Он помялся, не зная, что еще сказать или что сделать.
– Яичек не хотите свежих, яешню сделаете, сбегай, Колька, на столе лежат три яйца. Севка, тот любил из-под кур достать! – дед улыбнулся, вспоминая, но тут же посуровел. – Не ходите никуда. Сам схожу! Да к лагерным дойду, они у нас заместо милиции.
Соседи стали приходить. Приносили что-то. Кивали горестно, спрашивали, как же случилось. Все были уверены, что Сева утонул. Ася улыбалась растерянными, пустыми глазами, выходила на крыльцо и все смотрела в сторону полыньи, как будто оттуда кто-то мог появиться. Одна баба вошла, поставила корзинку на лавку и, некрасиво искривив рот, завыла тихо:
– Ты поплачь, милая, попла-ачь, горе-то у тебя какое, не дай Бог нико-му-у-у…
Ася схватила платок и выбежала на улицу, пошла было быстро к Енисею, но остановилась в нерешительности. За ней уже бежала и эта баба, и еще кто-то. Привели домой.

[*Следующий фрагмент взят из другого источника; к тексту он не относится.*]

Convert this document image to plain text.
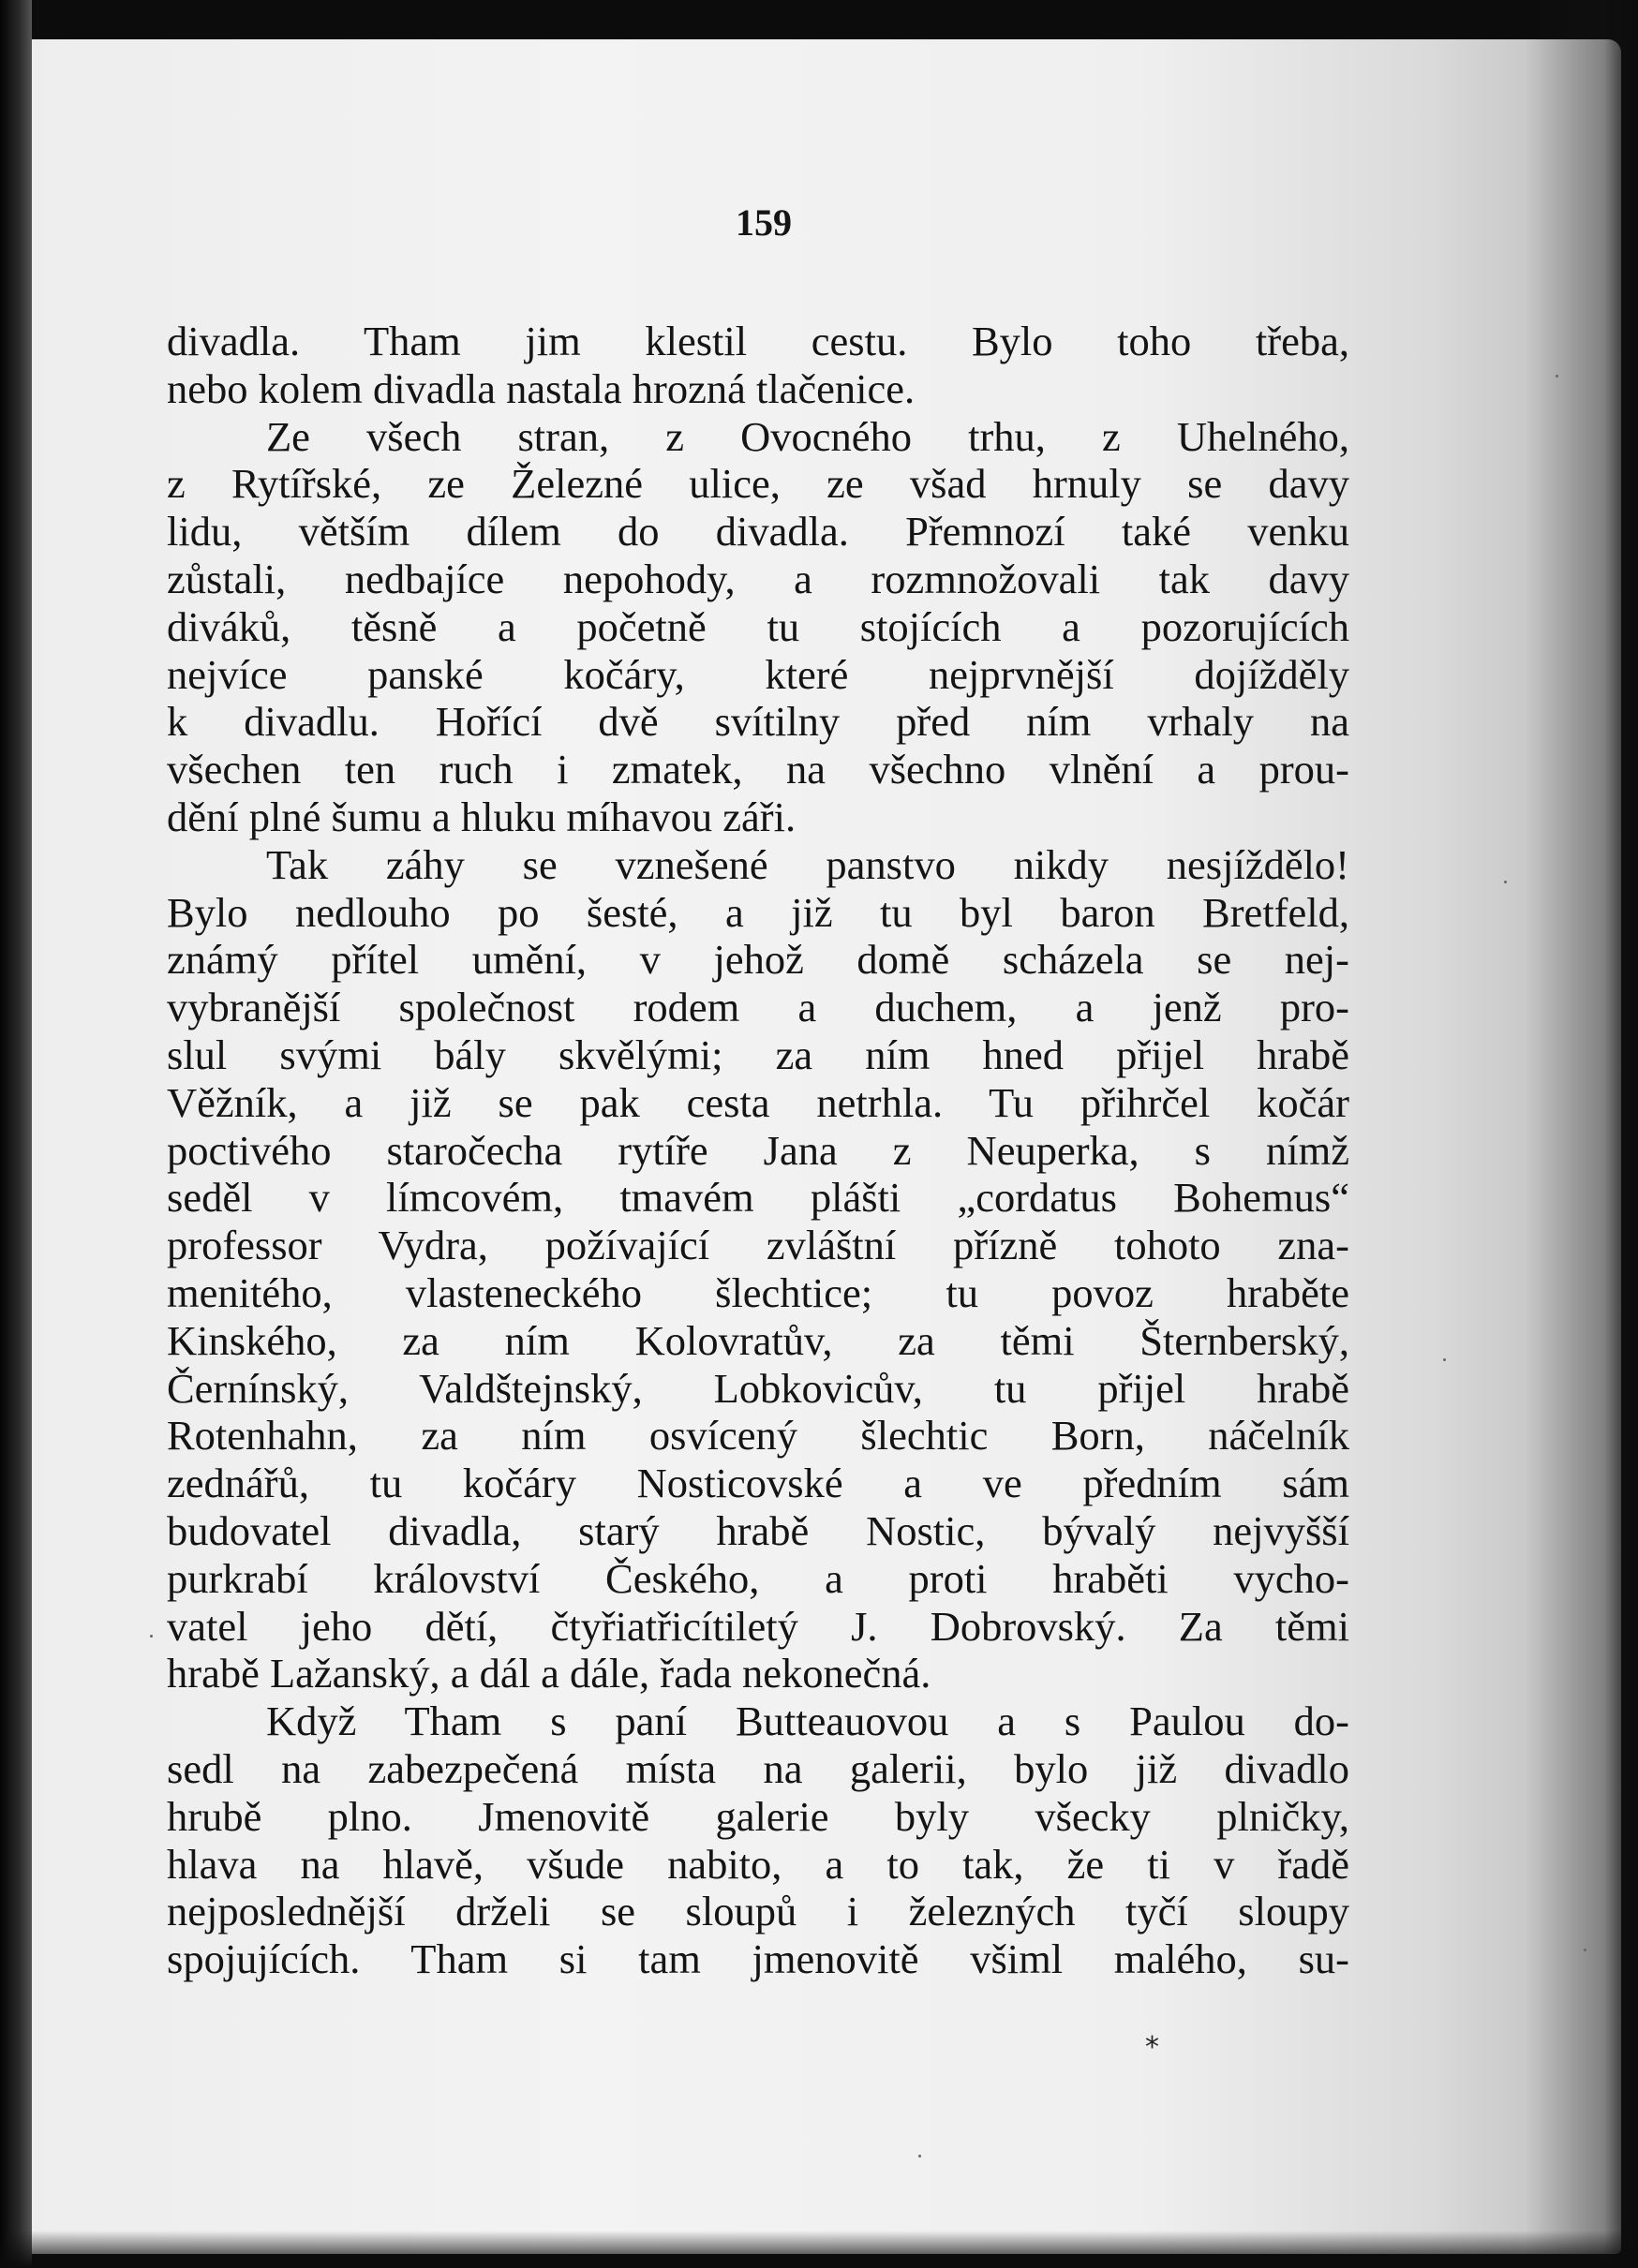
159
divadla. Tham jim klestil cestu. Bylo toho třeba,
nebo kolem divadla nastala hrozná tlačenice.
Ze všech stran, z Ovocného trhu, z Uhelného,
z Rytířské, ze Železné ulice, ze všad hrnuly se davy
lidu, větším dílem do divadla. Přemnozí také venku
zůstali, nedbajíce nepohody, a rozmnožovali tak davy
diváků, těsně a početně tu stojících a pozorujících
nejvíce panské kočáry, které nejprvnější dojížděly
k divadlu. Hořící dvě svítilny před ním vrhaly na
všechen ten ruch i zmatek, na všechno vlnění a prou-
dění plné šumu a hluku míhavou záři.
Tak záhy se vznešené panstvo nikdy nesjíždělo!
Bylo nedlouho po šesté, a již tu byl baron Bretfeld,
známý přítel umění, v jehož domě scházela se nej-
vybranější společnost rodem a duchem, a jenž pro-
slul svými bály skvělými; za ním hned přijel hrabě
Věžník, a již se pak cesta netrhla. Tu přihrčel kočár
poctivého staročecha rytíře Jana z Neuperka, s nímž
seděl v límcovém, tmavém plášti „cordatus Bohemus“
professor Vydra, požívající zvláštní přízně tohoto zna-
menitého, vlasteneckého šlechtice; tu povoz hraběte
Kinského, za ním Kolovratův, za těmi Šternberský,
Černínský, Valdštejnský, Lobkovicův, tu přijel hrabě
Rotenhahn, za ním osvícený šlechtic Born, náčelník
zednářů, tu kočáry Nosticovské a ve předním sám
budovatel divadla, starý hrabě Nostic, bývalý nejvyšší
purkrabí království Českého, a proti hraběti vycho-
vatel jeho dětí, čtyřiatřicítiletý J. Dobrovský. Za těmi
hrabě Lažanský, a dál a dále, řada nekonečná.
Když Tham s paní Butteauovou a s Paulou do-
sedl na zabezpečená místa na galerii, bylo již divadlo
hrubě plno. Jmenovitě galerie byly všecky plničky,
hlava na hlavě, všude nabito, a to tak, že ti v řadě
nejposlednější drželi se sloupů i železných tyčí sloupy
spojujících. Tham si tam jmenovitě všiml malého, su-
*
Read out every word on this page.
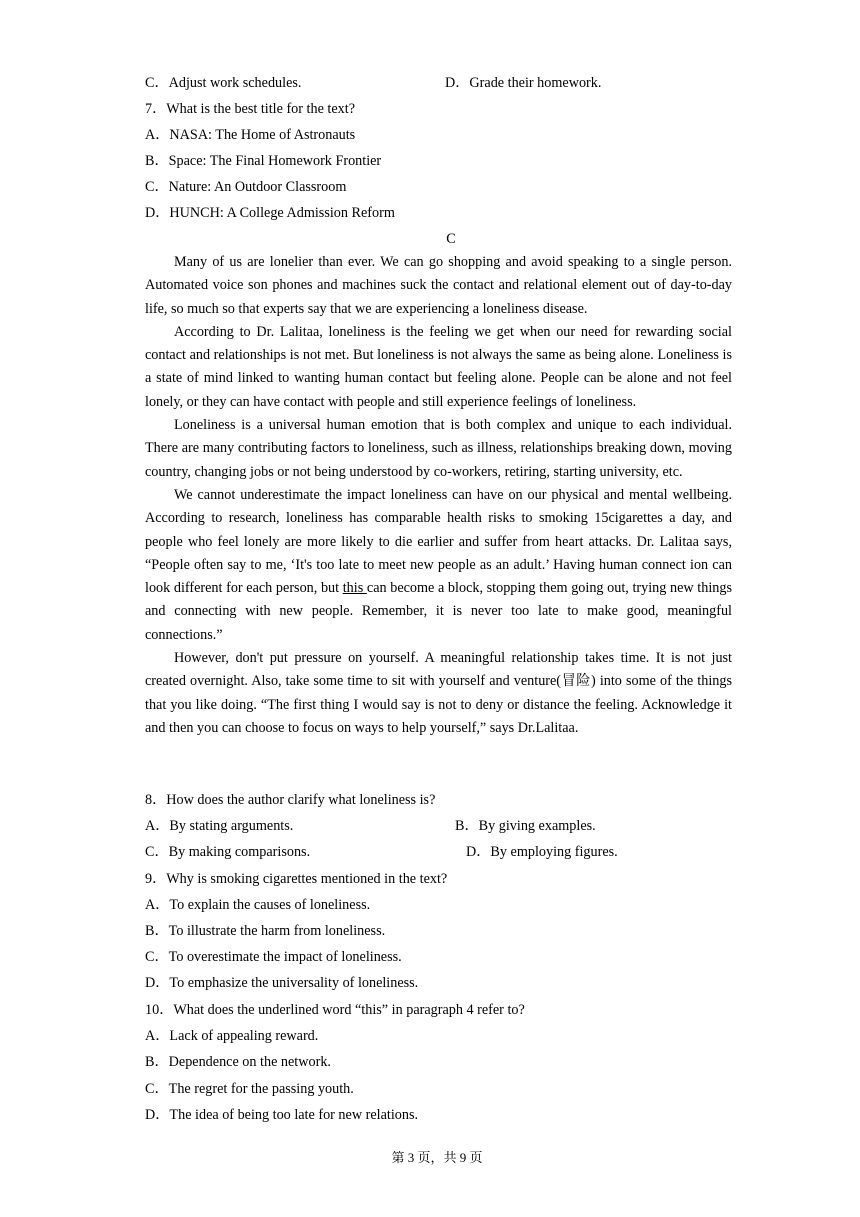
C．Adjust work schedules.	D．Grade their homework.
7．What is the best title for the text?
A．NASA: The Home of Astronauts
B．Space: The Final Homework Frontier
C．Nature: An Outdoor Classroom
D．HUNCH: A College Admission Reform
C

Many of us are lonelier than ever. We can go shopping and avoid speaking to a single person. Automated voice son phones and machines suck the contact and relational element out of day-to-day life, so much so that experts say that we are experiencing a loneliness disease.

According to Dr. Lalitaa, loneliness is the feeling we get when our need for rewarding social contact and relationships is not met. But loneliness is not always the same as being alone. Loneliness is a state of mind linked to wanting human contact but feeling alone. People can be alone and not feel lonely, or they can have contact with people and still experience feelings of loneliness.

Loneliness is a universal human emotion that is both complex and unique to each individual. There are many contributing factors to loneliness, such as illness, relationships breaking down, moving country, changing jobs or not being understood by co-workers, retiring, starting university, etc.

We cannot underestimate the impact loneliness can have on our physical and mental wellbeing. According to research, loneliness has comparable health risks to smoking 15cigarettes a day, and people who feel lonely are more likely to die earlier and suffer from heart attacks. Dr. Lalitaa says, “People often say to me, ‘It's too late to meet new people as an adult.’ Having human connect ion can look different for each person, but this can become a block, stopping them going out, trying new things and connecting with new people. Remember, it is never too late to make good, meaningful connections.”

However, don't put pressure on yourself. A meaningful relationship takes time. It is not just created overnight. Also, take some time to sit with yourself and venture(冒险) into some of the things that you like doing. “The first thing I would say is not to deny or distance the feeling. Acknowledge it and then you can choose to focus on ways to help yourself,” says Dr.Lalitaa.

8．How does the author clarify what loneliness is?
A．By stating arguments.	B．By giving examples.
C．By making comparisons.	D．By employing figures.
9．Why is smoking cigarettes mentioned in the text?
A．To explain the causes of loneliness.
B．To illustrate the harm from loneliness.
C．To overestimate the impact of loneliness.
D．To emphasize the universality of loneliness.
10．What does the underlined word “this” in paragraph 4 refer to?
A．Lack of appealing reward.
B．Dependence on the network.
C．The regret for the passing youth.
D．The idea of being too late for new relations.
第 3 页，共 9 页
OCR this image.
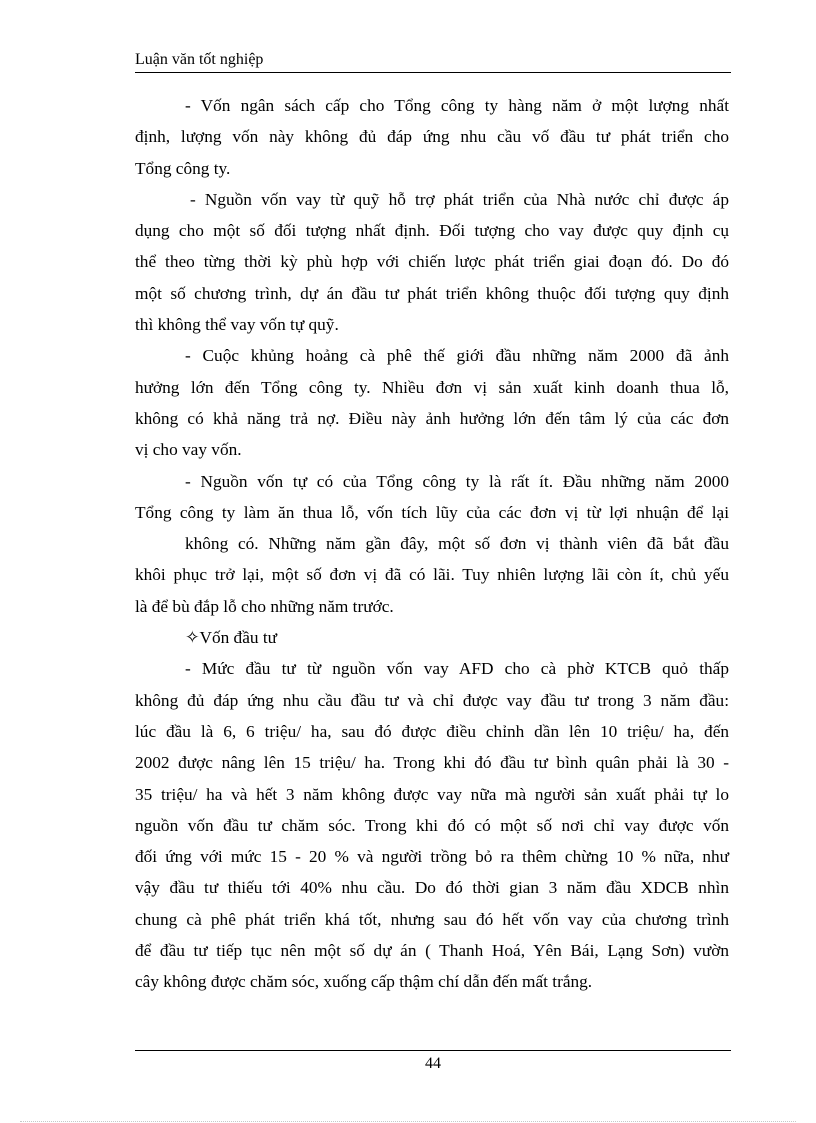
Luận văn tốt nghiệp
- Vốn ngân sách cấp cho Tổng công ty hàng năm ở một lượng nhất
định, lượng vốn này không đủ đáp ứng nhu cầu vố đầu tư phát triển cho
Tổng công ty.
- Nguồn vốn vay từ quỹ hỗ trợ phát triển của Nhà nước chỉ được áp
dụng cho một số đối tượng nhất định. Đối tượng cho vay được quy định cụ
thể theo từng thời kỳ phù hợp với chiến lược phát triển giai đoạn đó. Do đó
một số chương trình, dự án đầu tư phát triển không thuộc đối tượng quy định
thì không thể vay vốn tự quỹ.
- Cuộc khủng hoảng cà phê thế giới đầu những năm 2000 đã ảnh
hưởng lớn đến Tổng công ty. Nhiều đơn vị sản xuất kinh doanh thua lỗ,
không có khả năng trả nợ. Điều này ảnh hưởng lớn đến tâm lý của các đơn
vị cho vay vốn.
- Nguồn vốn tự có của Tổng công ty là rất ít. Đầu những năm 2000
Tổng công ty làm ăn thua lỗ, vốn tích lũy của các đơn vị từ lợi nhuận để lại
không có. Những năm gần đây, một số đơn vị thành viên đã bắt đầu
khôi phục trở lại, một số đơn vị đã có lãi. Tuy nhiên lượng lãi còn ít, chủ yếu
là để bù đắp lỗ cho những năm trước.
✧Vốn đầu tư
- Mức đầu tư từ nguồn vốn vay AFD cho cà phờ KTCB quỏ thấp
không đủ đáp ứng nhu cầu đầu tư và chỉ được vay đầu tư trong 3 năm đầu:
lúc đầu là 6, 6 triệu/ ha, sau đó được điều chỉnh dần lên 10 triệu/ ha, đến
2002 được nâng lên 15 triệu/ ha. Trong khi đó đầu tư bình quân phải là 30 -
35 triệu/ ha và hết 3 năm không được vay nữa mà người sản xuất phải tự lo
nguồn vốn đầu tư chăm sóc. Trong khi đó có một số nơi chỉ vay được vốn
đối ứng với mức 15 - 20 % và người trồng bỏ ra thêm chừng 10 % nữa, như
vậy đầu tư thiếu tới 40% nhu cầu. Do đó thời gian 3 năm đầu XDCB nhìn
chung cà phê phát triển khá tốt, nhưng sau đó hết vốn vay của chương trình
để đầu tư tiếp tục nên một số dự án ( Thanh Hoá, Yên Bái, Lạng Sơn) vườn
cây không được chăm sóc, xuống cấp thậm chí dẫn đến mất trắng.
44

К вечеру, как стемнело, в избу набилось народу. Самогонка появилась, закуска, Ася ушла за печку и легла на лавку. В голове было только одно и очень странное – Сева домой не пришел. Слез не было. Она не верила и ждала его.
В нее все-таки влили водки. Дед Серафим заставил, и потом еще, есть велел. Есть она не могла, тошнило, но выпивала, ей казалось, если она выполнит требования других людей, все восстановится, как прежде. Не будет этой ночи. И она выпивала и, благодарно улыбаясь, кивала… Она была полумертвой, в голове мелькало без разбору, не задерживаясь – Георгий Николаевич Горчаков, Сева, Туруханск, «Мария Ульянова», их московская комната, свекровь Наталья Алексеевна, Сева и Коля с рюкзаками, опять Горчаков-старший, молодой и похожий на Севу, Сева с книжкой, задумчивый…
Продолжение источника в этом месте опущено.